Furthermore, "...for between 87 million and 117 million Americans[,] [e]ither their employer will stop providing insurance, or they'll see benefits go down and co-pays rise as insurers and employers wrestle with the law's mandates." The people will suffer because their employers, or the insurance companies those employers contract with, will punish workers by making the decision to not cover them any more. That is a decision of the employer and insurance company - the government is not telling them they have to drop coverage.
Finally, Mr. Rove takes issue with the financing: "The new program is 'paid for' with 10 years of Medicare cuts and new taxes, fines and fees that start this year. But the government doesn't actually begin spending money in earnest for four years, and the program isn't fully ramped up for seven years. How sustainable is that?" From the sounds of things, that's very sustainable - collect the money that you're going to spend first, then spend it. No deficit spending there, at least for the first few years of things. For people who want to be able to run and campaign on the benefits of the plan, the slow roll is frustrating, but even the opposition is trying hard to repeal it and then replace it with the things that the people like about the plan. Clearly, something good is happening here. And I'd bet that even if there was a repeal/replace, all the things that Mr. Rove talks about now will still happen - because insurance companies follow their profit motives, and employers and employees get squeezed because of it.
Last out, Mr. Hornik believes that Israel is one again being portrayed as The Bad Guys with regard to settlements while the Palestinian Authority basically stalled through moratorium time and is now using the resumption as political weaponry, but he finds hop in the United States Senate, who sent the President a letter that didn't talk about setllements, just about their strong support for Israel and their want for the Palestinian Authority to come to the table honestly.
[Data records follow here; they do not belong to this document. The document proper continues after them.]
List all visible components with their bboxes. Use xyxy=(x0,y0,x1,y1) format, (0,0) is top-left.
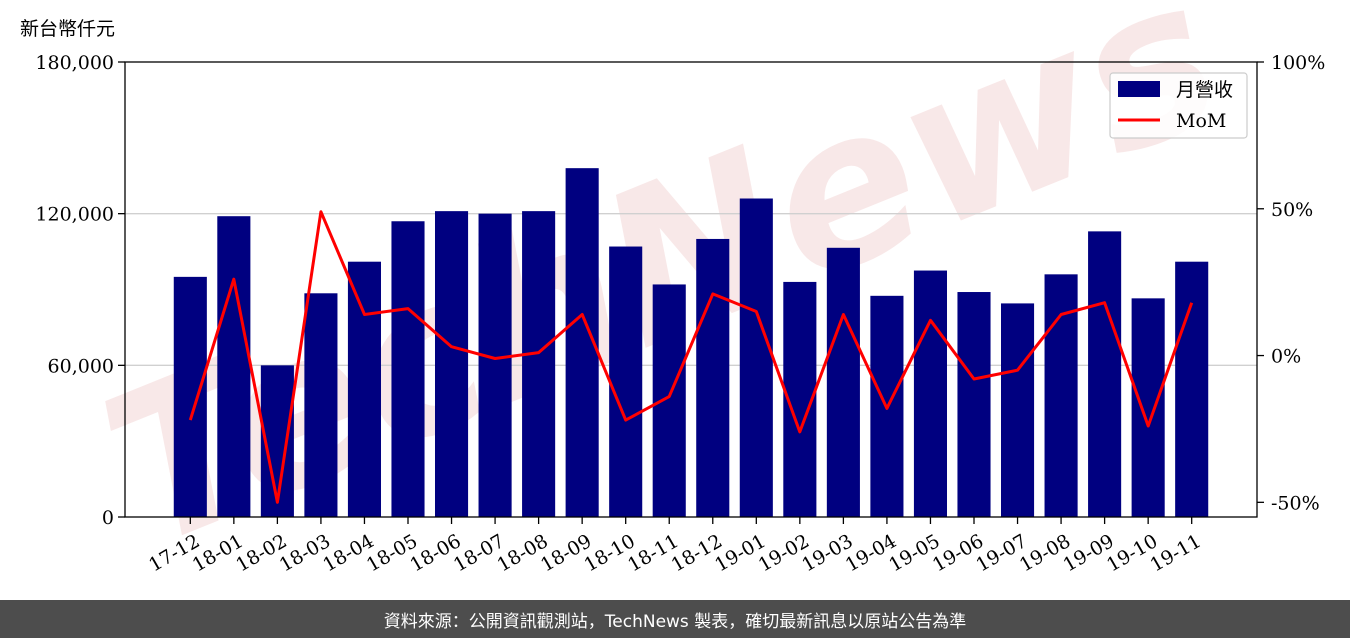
plot-frame xyxy=(124,61,1258,518)
bar-19-03 xyxy=(826,247,860,517)
legend-bar-label: 月營收 xyxy=(1176,79,1233,101)
bar-18-06 xyxy=(434,211,469,517)
footer-source-note: 資料來源：公開資訊觀測站，TechNews 製表，確切最新訊息以原站公告為準 xyxy=(0,600,1350,638)
bar-18-12 xyxy=(696,238,730,517)
right-tick-label: -50% xyxy=(1271,492,1320,514)
x-tick-label: 19-11 xyxy=(1147,530,1205,576)
bar-19-05 xyxy=(913,270,948,517)
legend-line-label: MoM xyxy=(1176,110,1226,132)
bar-series xyxy=(173,168,1209,517)
right-tick-label: 50% xyxy=(1271,199,1313,221)
bar-18-05 xyxy=(391,221,425,517)
bar-18-04 xyxy=(347,261,382,517)
mom-line xyxy=(188,210,1194,504)
bar-18-08 xyxy=(522,211,556,517)
footer-text: 資料來源：公開資訊觀測站，TechNews 製表，確切最新訊息以原站公告為準 xyxy=(383,611,967,632)
bar-19-10 xyxy=(1131,298,1165,517)
bar-18-11 xyxy=(652,284,686,517)
right-tick-label: 0% xyxy=(1271,346,1301,368)
bar-18-01 xyxy=(217,216,251,517)
bar-17-12 xyxy=(173,276,207,517)
left-tick-label: 180,000 xyxy=(35,52,114,74)
left-tick-label: 60,000 xyxy=(48,355,114,377)
bar-18-10 xyxy=(609,246,643,517)
bar-18-07 xyxy=(478,213,512,517)
bar-19-11 xyxy=(1175,261,1209,517)
revenue-chart: TechNews 060,000120,000180,000-50%0%50%1… xyxy=(35,0,1325,595)
bar-19-09 xyxy=(1088,231,1122,517)
y-axis-unit-label: 新台幣仟元 xyxy=(20,18,116,40)
line-series xyxy=(188,210,1194,504)
bar-19-06 xyxy=(957,292,991,517)
legend-bar-swatch xyxy=(1118,81,1160,97)
left-tick-label: 120,000 xyxy=(35,204,114,226)
legend: 月營收 MoM xyxy=(1109,72,1248,139)
right-tick-label: 100% xyxy=(1271,52,1325,74)
bar-19-07 xyxy=(1000,303,1035,517)
left-tick-label: 0 xyxy=(102,507,114,529)
bar-18-03 xyxy=(304,293,338,517)
bar-19-01 xyxy=(739,198,773,517)
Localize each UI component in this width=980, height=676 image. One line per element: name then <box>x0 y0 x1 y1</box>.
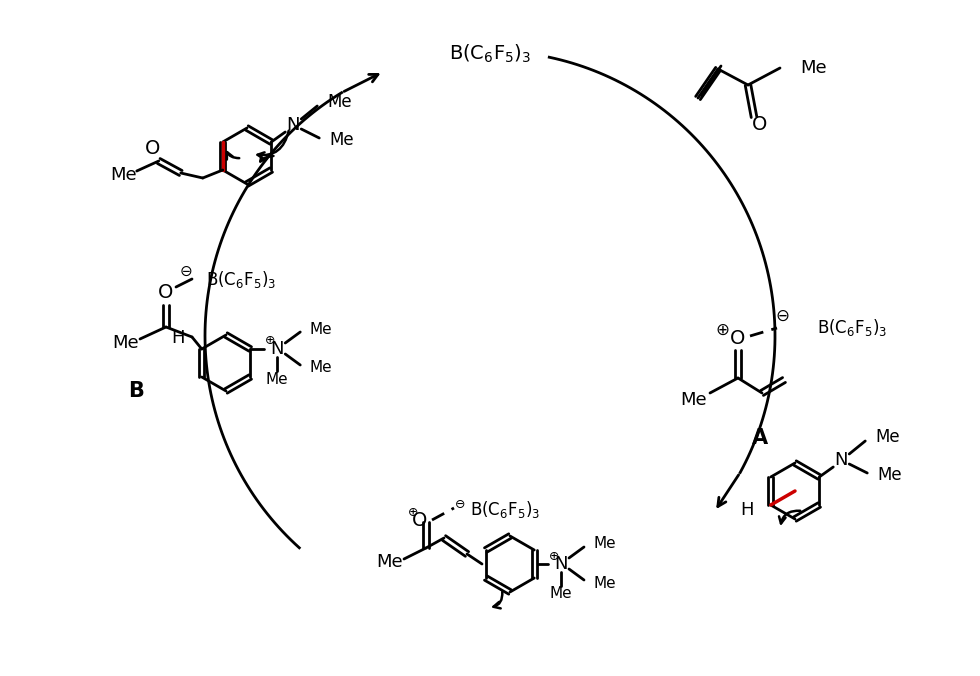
Text: N: N <box>270 340 284 358</box>
Text: ⊖: ⊖ <box>179 264 192 279</box>
Text: H: H <box>172 329 185 347</box>
Text: O: O <box>413 510 427 529</box>
Text: $\mathregular{B(C_6F_5)_3}$: $\mathregular{B(C_6F_5)_3}$ <box>470 500 540 521</box>
Text: ⊕: ⊕ <box>265 335 275 347</box>
Text: Me: Me <box>327 93 352 111</box>
Text: Me: Me <box>113 334 139 352</box>
Text: N: N <box>835 451 848 469</box>
Text: Me: Me <box>800 59 826 77</box>
Text: ⊖: ⊖ <box>775 307 789 325</box>
Text: ⊕: ⊕ <box>408 506 418 518</box>
Text: Me: Me <box>310 322 332 337</box>
Text: Me: Me <box>310 360 332 375</box>
Text: $\mathbf{A}$: $\mathbf{A}$ <box>751 428 769 448</box>
Text: Me: Me <box>329 131 354 149</box>
Text: Me: Me <box>877 466 902 484</box>
Text: O: O <box>730 329 746 347</box>
Text: Me: Me <box>681 391 708 409</box>
Text: Me: Me <box>266 372 288 387</box>
Text: Me: Me <box>550 587 572 602</box>
Text: ⊕: ⊕ <box>549 550 560 562</box>
Text: Me: Me <box>111 166 137 184</box>
Text: N: N <box>286 116 300 134</box>
Text: O: O <box>753 116 767 135</box>
Text: Me: Me <box>875 428 900 446</box>
Text: H: H <box>740 501 754 519</box>
Text: O: O <box>159 283 173 302</box>
Text: ⊕: ⊕ <box>715 321 729 339</box>
Text: Me: Me <box>593 537 615 552</box>
Text: ⊖: ⊖ <box>455 498 466 512</box>
Text: N: N <box>555 555 567 573</box>
Text: $\mathregular{B(C_6F_5)_3}$: $\mathregular{B(C_6F_5)_3}$ <box>817 318 887 339</box>
Text: $\mathregular{B(C_6F_5)_3}$: $\mathregular{B(C_6F_5)_3}$ <box>206 268 276 289</box>
Text: Me: Me <box>376 553 404 571</box>
Text: $\mathregular{B(C_6F_5)_3}$: $\mathregular{B(C_6F_5)_3}$ <box>449 43 531 65</box>
Text: Me: Me <box>593 575 615 591</box>
Text: O: O <box>145 139 161 158</box>
Text: $\mathbf{B}$: $\mathbf{B}$ <box>127 381 144 401</box>
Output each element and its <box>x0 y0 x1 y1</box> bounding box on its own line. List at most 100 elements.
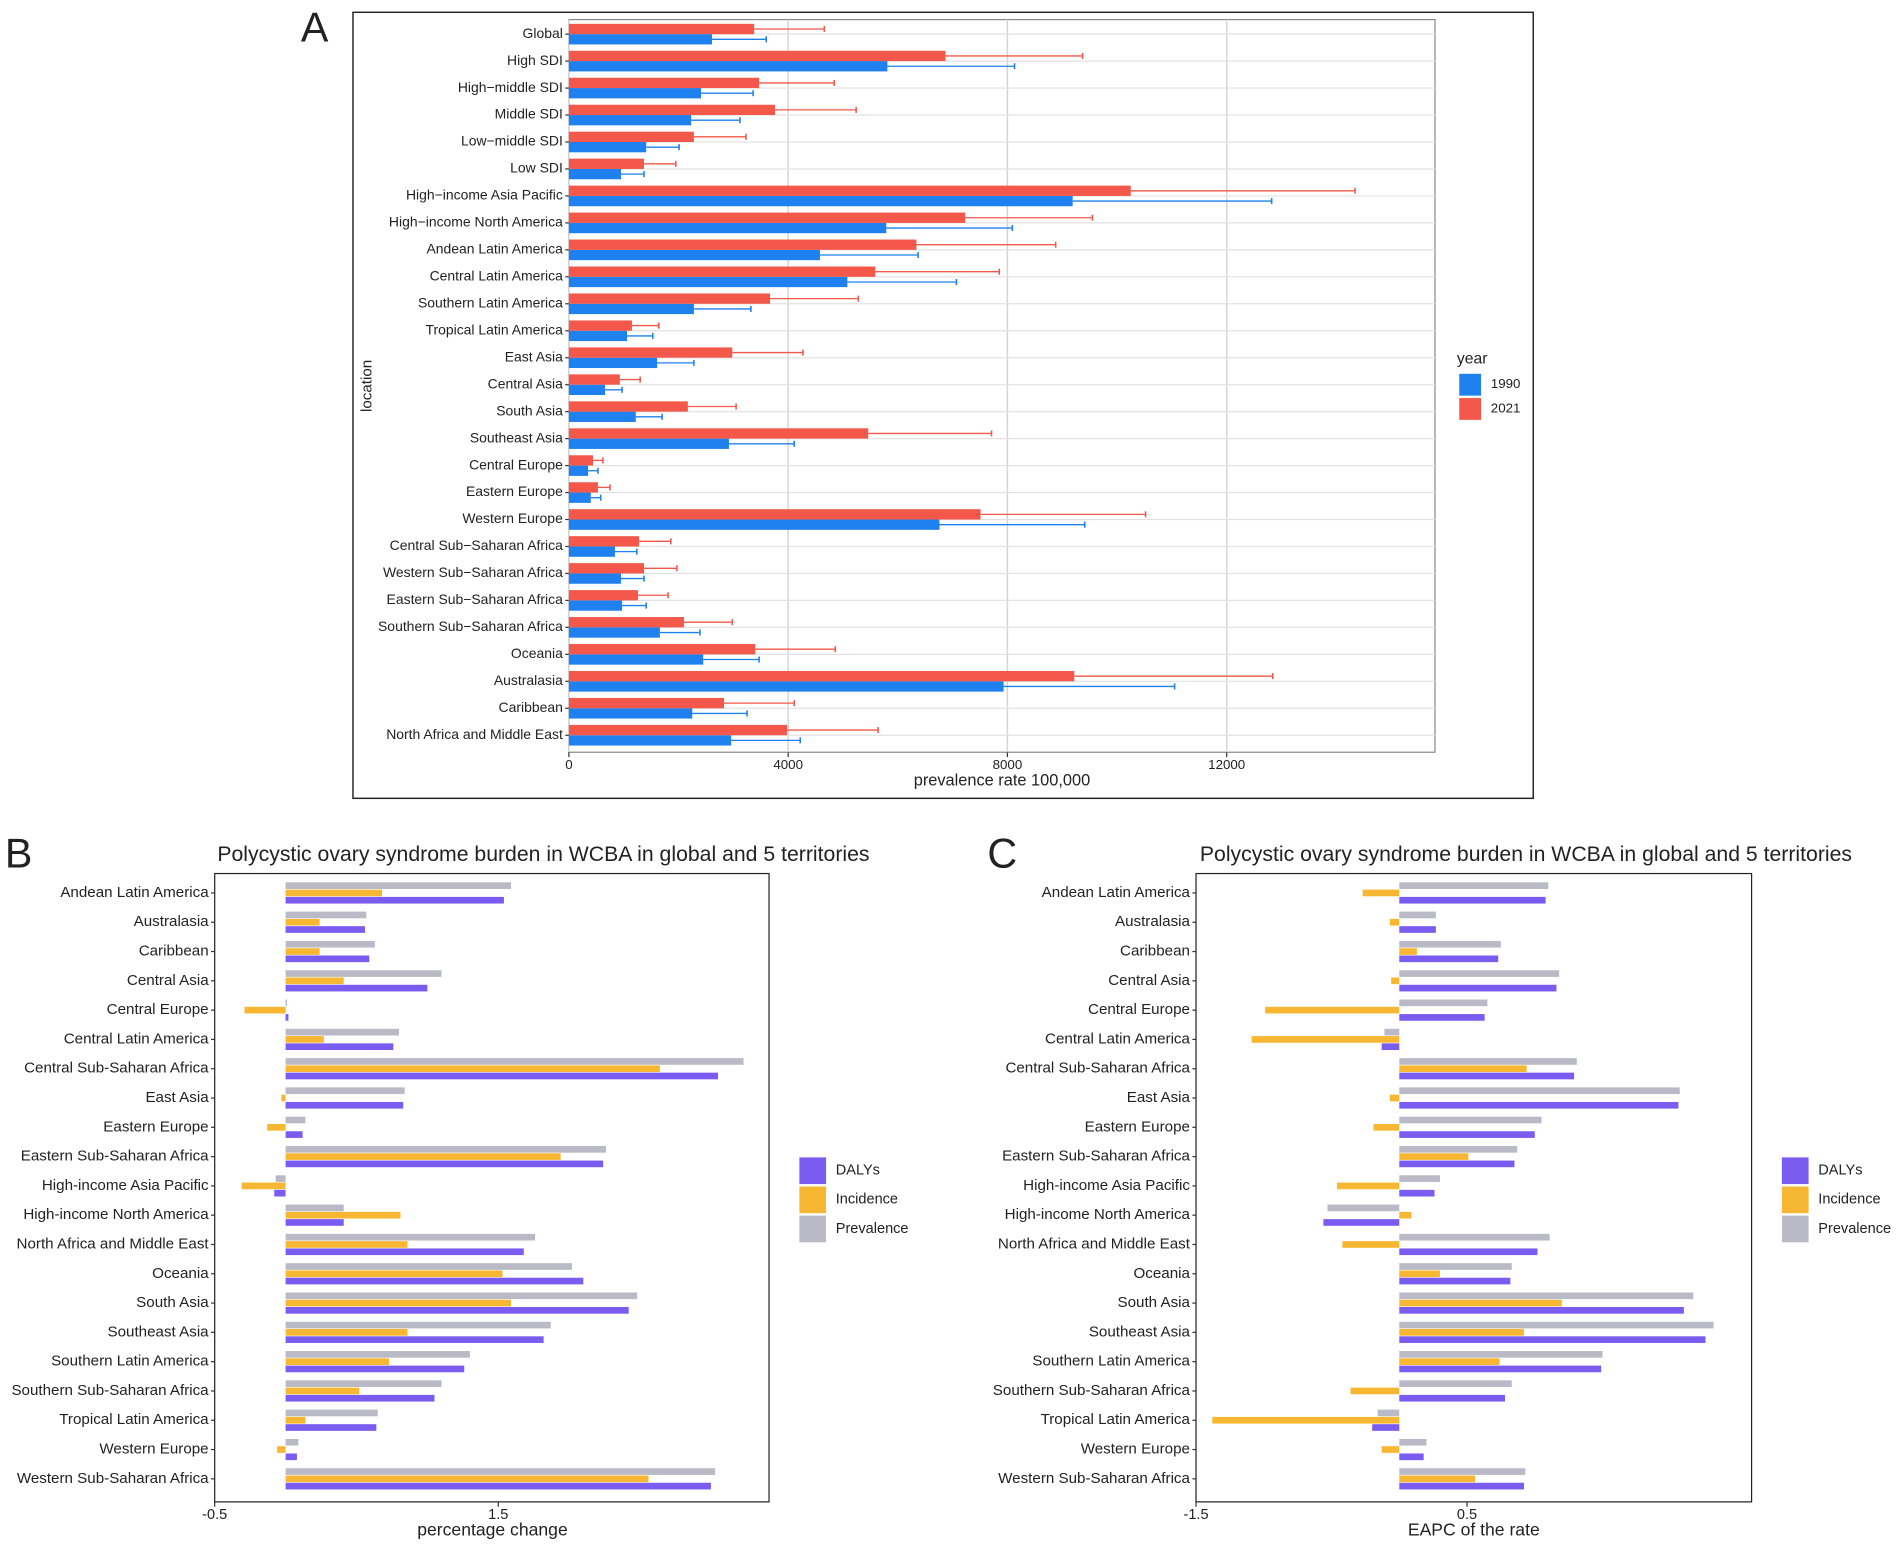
x-tick-label: -1.5 <box>1183 1507 1208 1523</box>
y-tick-label: Eastern Sub-Saharan Africa <box>1002 1148 1190 1165</box>
bar <box>1399 1365 1602 1373</box>
bar <box>568 735 732 746</box>
bar <box>285 911 367 919</box>
bar <box>285 1028 400 1036</box>
bar <box>1350 1387 1400 1395</box>
bar <box>568 600 623 611</box>
plot-area <box>214 872 770 1503</box>
bar <box>568 357 658 369</box>
y-tick-label: Tropical Latin America <box>59 1411 209 1428</box>
bar <box>285 1277 584 1285</box>
error-bar <box>684 619 734 626</box>
error-bar <box>590 494 602 501</box>
error-bar <box>687 403 737 410</box>
error-bar <box>620 171 645 178</box>
error-bar <box>703 656 760 663</box>
error-bar <box>643 565 678 572</box>
bar <box>1399 984 1557 992</box>
error-bar <box>693 305 752 312</box>
y-tick-label: Central Europe <box>107 1001 209 1018</box>
y-tick-label: Central Asia <box>1108 972 1190 989</box>
bar <box>568 482 598 493</box>
y-tick-label: Southern Latin America <box>418 294 563 310</box>
bar <box>568 168 621 180</box>
legend-swatch <box>1781 1157 1809 1185</box>
bar <box>285 1263 572 1270</box>
y-tick-label: High−middle SDI <box>458 79 563 95</box>
error-bar <box>939 521 1086 528</box>
y-tick-label: Western Europe <box>99 1441 208 1458</box>
bar <box>1384 1028 1400 1036</box>
bar <box>285 948 320 955</box>
bar <box>568 141 647 153</box>
bar <box>1327 1204 1400 1212</box>
y-tick-label: High SDI <box>507 52 563 68</box>
bar <box>1399 1336 1706 1343</box>
bar <box>1399 1277 1511 1285</box>
bar <box>568 465 589 476</box>
y-tick-label: Southern Sub−Saharan Africa <box>378 618 563 634</box>
bar <box>285 1321 551 1329</box>
legend-swatch <box>1459 373 1482 396</box>
bar <box>285 1387 360 1395</box>
bar <box>568 195 1073 207</box>
panel-letter: C <box>987 830 1017 876</box>
y-tick-label: Southern Sub-Saharan Africa <box>993 1382 1191 1399</box>
y-tick-label: Central Asia <box>127 972 209 989</box>
bar <box>568 644 756 655</box>
bar <box>568 212 966 223</box>
error-bar <box>728 440 795 447</box>
bar <box>285 1482 711 1490</box>
y-tick-label: High−income North America <box>389 214 563 230</box>
bar <box>568 509 981 520</box>
bar <box>1399 911 1436 919</box>
y-tick-label: Middle SDI <box>495 106 563 122</box>
error-bar <box>711 36 768 43</box>
chart-title: Polycystic ovary syndrome burden in WCBA… <box>1200 843 1852 866</box>
bar <box>285 1358 390 1365</box>
y-tick-label: Central Latin America <box>430 268 563 284</box>
bar <box>1399 1380 1512 1388</box>
bar <box>568 158 644 169</box>
y-axis-label: location <box>359 360 376 412</box>
bar <box>568 401 688 412</box>
error-bar <box>635 413 663 420</box>
error-bar <box>693 133 747 140</box>
bar <box>1372 1424 1400 1431</box>
bar <box>568 34 712 45</box>
bar <box>285 1204 344 1212</box>
bar <box>568 330 628 342</box>
bar <box>568 563 644 574</box>
panel-letter: B <box>5 830 33 876</box>
bar <box>1399 1453 1424 1461</box>
legend-swatch <box>1459 398 1482 420</box>
bar <box>1342 1241 1400 1248</box>
y-tick-label: Southeast Asia <box>108 1323 210 1340</box>
bar <box>285 1409 378 1417</box>
panel-a-frame <box>352 11 1534 800</box>
bar <box>568 115 692 126</box>
y-tick-label: Eastern Europe <box>1085 1118 1190 1135</box>
legend-label: 1990 <box>1491 376 1521 391</box>
bar <box>1399 1307 1684 1314</box>
y-tick-label: Eastern Europe <box>466 483 563 499</box>
y-tick-label: Global <box>523 25 563 41</box>
bar <box>1399 1321 1714 1329</box>
bar <box>1399 1116 1542 1124</box>
bar <box>568 519 940 530</box>
bar <box>1399 1482 1524 1490</box>
x-tick-label: -0.5 <box>202 1507 227 1523</box>
y-tick-label: Australasia <box>1115 913 1191 930</box>
error-bar <box>622 602 647 609</box>
bar <box>285 1468 716 1475</box>
bar <box>1399 1394 1505 1402</box>
error-bar <box>1003 683 1176 690</box>
legend-label: 2021 <box>1491 400 1521 415</box>
y-tick-label: Central Europe <box>1088 1001 1190 1018</box>
y-tick-label: Caribbean <box>139 943 209 960</box>
error-bar <box>637 592 669 599</box>
bar <box>568 411 636 422</box>
bar <box>1399 1189 1435 1197</box>
y-tick-label: Andean Latin America <box>1042 884 1191 901</box>
x-axis-label: percentage change <box>417 1520 568 1540</box>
And Mr. Klein tells a bit of a shaggy dog story about what else happened at the United Nations, waiting until the last few paragraphs before making his point that the Obama strategy of outreach to the Muslim world benefits all the extremist Muslim countries and their governments.
Last for tonight, what it takes to be a good role-playing gamer. It often boils down to one thing: Don't be an ass. With the secondary characteristic of: Don't expect the storyteller to do all the work.